Grief is much broader in terms of dealing with loss, including when there's an idea of loss. Maybe that loss is going to happen in 20 years or something like that. That can be a thing. That was really helpful just to think about … the better you deal with it, the better you're able to provide for other people.

Erika, on Body

I said, 'Really? You wouldn't be embarrassed?' She goes, 'Mom, you're not like Britney Spears who went crazy and shaved her head. You have cancer.' I said, 'Oh.' Eventually they were just like, 'Mom, who cares.' I was like, 'Oh, all right. I thought you guys would care. I was doing it for you.' For Samantha to say that to me it was like very heartwarming.

Michael, on Lifestyle

I started seeing other men that were going through that. That I think also was another added layer of, 'I'm not alone in this,' … That helped. I think that's what kind of helped me shift from that thinking of, 'Oh my god. How is this possible?' to, 'Okay. There's things that you can do to help this.
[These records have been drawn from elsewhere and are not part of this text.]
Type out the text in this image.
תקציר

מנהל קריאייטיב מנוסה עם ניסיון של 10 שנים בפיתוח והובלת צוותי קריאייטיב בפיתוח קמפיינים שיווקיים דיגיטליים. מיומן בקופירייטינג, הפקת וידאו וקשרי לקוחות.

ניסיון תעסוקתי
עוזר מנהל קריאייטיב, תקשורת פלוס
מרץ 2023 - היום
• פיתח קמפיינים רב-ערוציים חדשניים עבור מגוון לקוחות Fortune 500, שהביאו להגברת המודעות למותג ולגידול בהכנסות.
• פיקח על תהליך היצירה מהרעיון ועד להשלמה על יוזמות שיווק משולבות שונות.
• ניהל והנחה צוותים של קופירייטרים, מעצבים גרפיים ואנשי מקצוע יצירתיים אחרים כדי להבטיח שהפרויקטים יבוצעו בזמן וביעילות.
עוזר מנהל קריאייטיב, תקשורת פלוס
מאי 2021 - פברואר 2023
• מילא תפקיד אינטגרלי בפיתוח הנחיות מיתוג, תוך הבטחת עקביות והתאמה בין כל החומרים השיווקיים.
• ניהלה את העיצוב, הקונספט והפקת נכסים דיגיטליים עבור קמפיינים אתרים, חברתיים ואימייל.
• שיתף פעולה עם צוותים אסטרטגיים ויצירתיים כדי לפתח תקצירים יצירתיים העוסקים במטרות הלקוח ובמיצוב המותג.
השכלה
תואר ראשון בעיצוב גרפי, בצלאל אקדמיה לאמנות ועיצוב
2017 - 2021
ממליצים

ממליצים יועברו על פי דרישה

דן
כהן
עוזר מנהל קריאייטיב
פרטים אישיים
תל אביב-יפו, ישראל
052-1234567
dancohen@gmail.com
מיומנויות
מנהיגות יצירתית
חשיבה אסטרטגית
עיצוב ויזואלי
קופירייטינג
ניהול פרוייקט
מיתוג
Not only yourself, but to help others.

Midori, on Lifestyle

So life just continued. I guess that was the most surprising thing if anything, was that life continued as normal. At work I couldn’t do all the meetings so I had some colleagues help out. That part actually helped, we wanted some routine because you didn’t want to dwell. It was that sense of normalcy that got us through it.

Erika, on Lifestyle

If I get invited to something or I'm doing something and I really don't want to do it, I don't anymore. So if I'm spending time with you, if you're part of my day, it's because I want it to be that way, not because I feel like it has to be.

Midori, on Fear

Why did this happen? What can I do to keep this from coming back? The fear of recurrence is very real. It sort of invades your whole life down to every time I eat a piece of chocolate. Should I be eating this? I feel guilty about this. A glass of wine. Is this bad? Red meat?